- Church: Evangelical Lutheran Church of Latvia
- Archdiocese: Riga
- See: Riga
- Elected: 1932
- In office: 1932–1944
- Predecessor: Kārlis Irbe
- Successor: Gustavs Tūrs

Orders
- Ordination: 21 May 1899

Personal details
- Born: 2 April 1870 Ģibzde, Courland Governorate, Russian Empire
- Died: 14 June 1962 (aged 92) Esslingen am Neckar, West Germany
- Occupation: Archbishop
- Alma mater: University of Tartu

= Teodors Grīnbergs =

Latvian theologian (1870–1962)

Teodors Grīnbergs (2 April 1870 - 14 June 1962) was a Latvian prelate of the Evangelical Lutheran Church of Latvia and its first archbishop from 1932. He was forcibly taken into exile in Germany in 1944. He continued to serve as archbishop of the Evangelical Lutheran Church of Latvia in exile (later officially known as The Evangelical Lutheran Church of Latvia in Exile, and after that as The Latvian Evangelical Lutheran Church Abroad) at which post he served until his death.

==Biography==
Grīnbergs was born into a family of farmers in Ģibzdes manor in "Mazlejas" (now Valdgale Parish) of Dundaga parish. He studied in Pope, Ģibzde, Talsi and Jelgava. From 1891 to 1896 he studied Theology at the University of Tartu. He became a member of the oldest Latvian student corporation Lettonia. From 1899 to 1932 he served as a pastor in Lutrīne and Ventspils. Along with his duties in the church he also worked as a teacher in Ventspils and even as Chairman of the City Council.

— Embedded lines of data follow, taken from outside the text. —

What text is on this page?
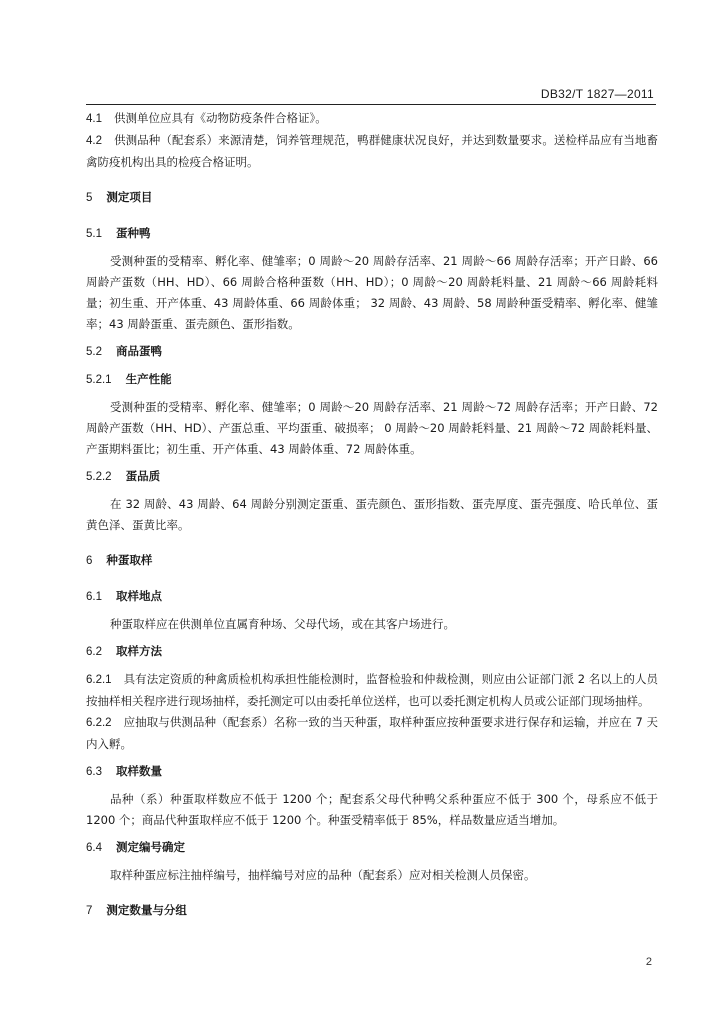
DB32/T 1827—2011

4.1 供测单位应具有《动物防疫条件合格证》。

4.2 供测品种（配套系）来源清楚，饲养管理规范，鸭群健康状况良好，并达到数量要求。送检样品应有当地畜禽防疫机构出具的检疫合格证明。

5 测定项目

5.1 蛋种鸭

受测种蛋的受精率、孵化率、健雏率；0 周龄～20 周龄存活率、21 周龄～66 周龄存活率；开产日龄、66 周龄产蛋数（HH、HD）、66 周龄合格种蛋数（HH、HD）；0 周龄～20 周龄耗料量、21 周龄～66 周龄耗料量；初生重、开产体重、43 周龄体重、66 周龄体重； 32 周龄、43 周龄、58 周龄种蛋受精率、孵化率、健雏率；43 周龄蛋重、蛋壳颜色、蛋形指数。

5.2 商品蛋鸭

5.2.1 生产性能

受测种蛋的受精率、孵化率、健雏率；0 周龄～20 周龄存活率、21 周龄～72 周龄存活率；开产日龄、72 周龄产蛋数（HH、HD）、产蛋总重、平均蛋重、破损率； 0 周龄～20 周龄耗料量、21 周龄～72 周龄耗料量、产蛋期料蛋比；初生重、开产体重、43 周龄体重、72 周龄体重。

5.2.2 蛋品质

在 32 周龄、43 周龄、64 周龄分别测定蛋重、蛋壳颜色、蛋形指数、蛋壳厚度、蛋壳强度、哈氏单位、蛋黄色泽、蛋黄比率。

6 种蛋取样

6.1 取样地点

种蛋取样应在供测单位直属育种场、父母代场，或在其客户场进行。

6.2 取样方法

6.2.1 具有法定资质的种禽质检机构承担性能检测时，监督检验和仲裁检测，则应由公证部门派 2 名以上的人员按抽样相关程序进行现场抽样，委托测定可以由委托单位送样，也可以委托测定机构人员或公证部门现场抽样。

6.2.2 应抽取与供测品种（配套系）名称一致的当天种蛋，取样种蛋应按种蛋要求进行保存和运输，并应在 7 天内入孵。

6.3 取样数量

品种（系）种蛋取样数应不低于 1200 个；配套系父母代种鸭父系种蛋应不低于 300 个，母系应不低于 1200 个；商品代种蛋取样应不低于 1200 个。种蛋受精率低于 85%，样品数量应适当增加。

6.4 测定编号确定

取样种蛋应标注抽样编号，抽样编号对应的品种（配套系）应对相关检测人员保密。

7 测定数量与分组

2
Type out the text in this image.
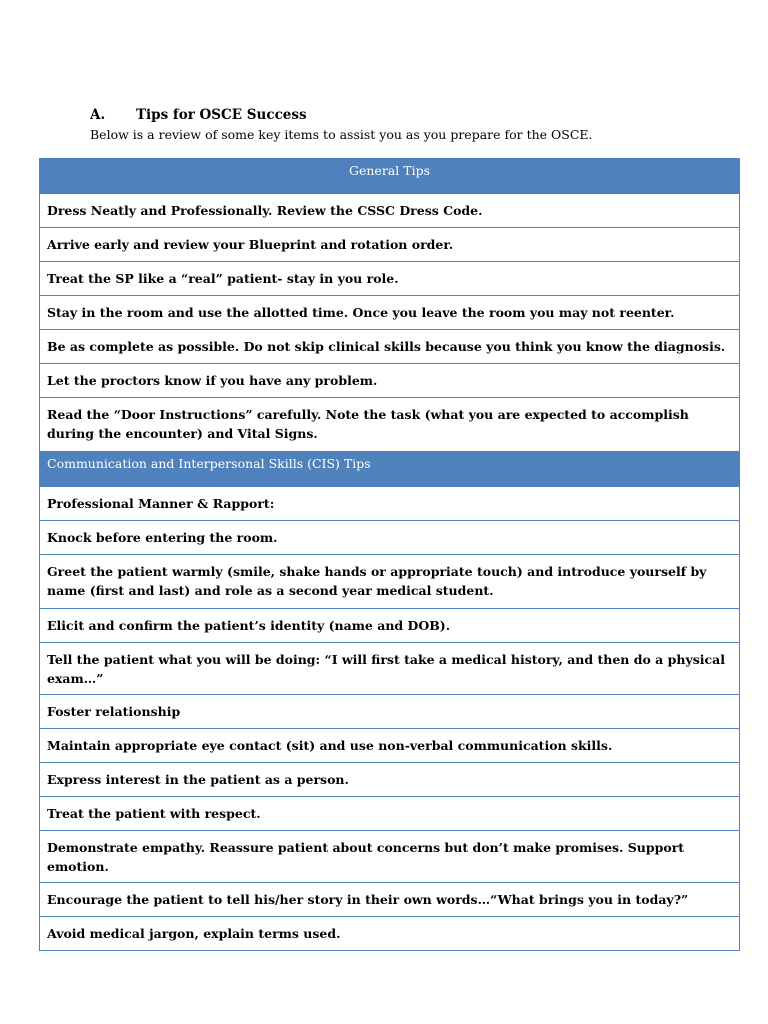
A. Tips for OSCE Success
Below is a review of some key items to assist you as you prepare for the OSCE.
General Tips
Dress Neatly and Professionally. Review the CSSC Dress Code.
Arrive early and review your Blueprint and rotation order.
Treat the SP like a “real” patient- stay in you role.
Stay in the room and use the allotted time. Once you leave the room you may not reenter.
Be as complete as possible. Do not skip clinical skills because you think you know the diagnosis.
Let the proctors know if you have any problem.
Read the “Door Instructions” carefully. Note the task (what you are expected to accomplish during the encounter) and Vital Signs.
Communication and Interpersonal Skills (CIS) Tips
Professional Manner & Rapport:
Knock before entering the room.
Greet the patient warmly (smile, shake hands or appropriate touch) and introduce yourself by name (first and last) and role as a second year medical student.
Elicit and confirm the patient’s identity (name and DOB).
Tell the patient what you will be doing: “I will first take a medical history, and then do a physical exam…”
Foster relationship
Maintain appropriate eye contact (sit) and use non-verbal communication skills.
Express interest in the patient as a person.
Treat the patient with respect.
Demonstrate empathy. Reassure patient about concerns but don’t make promises. Support emotion.
Encourage the patient to tell his/her story in their own words…“What brings you in today?”
Avoid medical jargon, explain terms used.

In 1929 the Faculty of Theology of the University of Latvia awarded Grīnbergs an honorary doctorate, and in 1932 he was elected as an external professor. In the same year he was elected Archbishop of the Evangelical Lutheran Church of Latvia, the first prelate with this title. His predecessor, Bishop Kārlis Irbe, was known as the bishop in charge of the Evangelical Lutheran Church of Latvia. However, due to an ongoing dispute concerning the ownership of the Rīga Dom. which prompted the resignation of his predecessor in 1932, Grīnbergs was not consecrated as Bishop, but rather inducted by his fellow pastors. Archbishop Eidem of Uppsala wished Kārlis Irbe to take part in the consecration that was planned, but he refused. For this reason Archbishop Eidem never performed the consecration. Grīnbergs retained the title of archbishop in 1944 when he went into exile. During his term in office, a new Hymn Book and a new edition of the New Testament were issued. In July 1938, an agreement for intercommunion with the Anglican Church of England was achieved . In the second half of 1944, the occupying German authorities exiled the archbishop, along with the leaders of other churches to Germany. Archbishop Grīnbergs continued to lead the church in exile until his death at Esslingen am Neckar in West Germany on 14 June 1962.

He was a recipient of the Order of the Three Stars.